Over the weekend I watched Jim Jeffries' Netflix special "Freedumb", and near the end of his routine, he talked about being a pessimist. "People say 'You're kind of a glass-half-empty sort of guy'.......These glass half-full cunts, fuck them. Ya know what I mean? I've never met a successful glass-half-full kind of guy. You'll never be anything if you think the glass is half-full. If you want to get ahead in this world, walk into a room and say 'Why isn't that fucking glass full?" It made me realize that all of the pessimism I've focused on in the past three years have brought me to where I am right now. The pessimism that fills me now has purpose, something it never had previously, and that's how I know that the next chapter of The Barber Story will be bigger than anything I've done before. Yesterday morning when I woke up, I was in a crappy mood, and to be honest, I've been in a shit mood most of the week.

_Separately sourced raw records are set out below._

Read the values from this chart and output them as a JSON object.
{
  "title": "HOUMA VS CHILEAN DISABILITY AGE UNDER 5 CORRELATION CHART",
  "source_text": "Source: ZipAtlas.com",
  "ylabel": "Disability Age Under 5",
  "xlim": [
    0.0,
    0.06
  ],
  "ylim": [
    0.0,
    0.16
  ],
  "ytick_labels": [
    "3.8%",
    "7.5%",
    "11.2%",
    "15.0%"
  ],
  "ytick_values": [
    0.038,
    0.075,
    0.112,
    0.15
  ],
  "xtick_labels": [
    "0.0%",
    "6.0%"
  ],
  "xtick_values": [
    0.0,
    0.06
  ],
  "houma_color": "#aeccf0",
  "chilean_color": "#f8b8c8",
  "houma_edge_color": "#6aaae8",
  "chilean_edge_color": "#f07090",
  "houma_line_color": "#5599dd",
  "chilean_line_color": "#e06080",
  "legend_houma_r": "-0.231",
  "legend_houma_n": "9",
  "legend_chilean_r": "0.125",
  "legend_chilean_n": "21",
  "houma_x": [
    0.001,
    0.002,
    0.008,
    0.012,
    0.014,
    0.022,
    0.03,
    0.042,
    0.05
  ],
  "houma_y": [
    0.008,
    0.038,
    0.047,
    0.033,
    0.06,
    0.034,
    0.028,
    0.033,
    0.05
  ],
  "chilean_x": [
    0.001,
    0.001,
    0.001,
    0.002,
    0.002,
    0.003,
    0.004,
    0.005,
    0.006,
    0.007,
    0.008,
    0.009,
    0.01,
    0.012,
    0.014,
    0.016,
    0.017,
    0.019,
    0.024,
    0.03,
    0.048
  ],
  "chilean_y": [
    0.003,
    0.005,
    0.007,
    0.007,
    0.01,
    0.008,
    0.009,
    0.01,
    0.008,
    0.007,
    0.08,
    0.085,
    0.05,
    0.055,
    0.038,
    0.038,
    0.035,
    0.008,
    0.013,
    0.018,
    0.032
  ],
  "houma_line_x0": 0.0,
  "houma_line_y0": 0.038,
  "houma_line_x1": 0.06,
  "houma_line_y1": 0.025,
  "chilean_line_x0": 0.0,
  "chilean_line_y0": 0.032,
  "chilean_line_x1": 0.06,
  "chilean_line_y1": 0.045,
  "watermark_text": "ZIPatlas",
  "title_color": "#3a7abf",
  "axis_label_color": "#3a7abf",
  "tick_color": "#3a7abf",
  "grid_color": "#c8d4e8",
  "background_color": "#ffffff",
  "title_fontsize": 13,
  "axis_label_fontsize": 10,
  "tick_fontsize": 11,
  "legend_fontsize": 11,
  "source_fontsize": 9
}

I have no real reason to, other than I see everything wrong with the world, and I'm trying to build a better version of it for myself one page at a time. I keep getting frustrated with my side project so consistently that I keep rewriting it over and over (I've started keeping version notes) to make it more tangible and real. Sure I'm still constantly getting down on myself, but this project is motivation to keep moving forward, and with each revision, I have had an opportunity to work out some of the kinks I know will show up.

It's difficult being friends with a pessimist, and I can accept that. But I would much rather be a pessimist that can work towards creating solutions to the problems that I see than an optimist who doesn't pay attention to what's in front of them. Being a barber in Boise is a series of challenges, but that just gives me something to work towards and take pride in.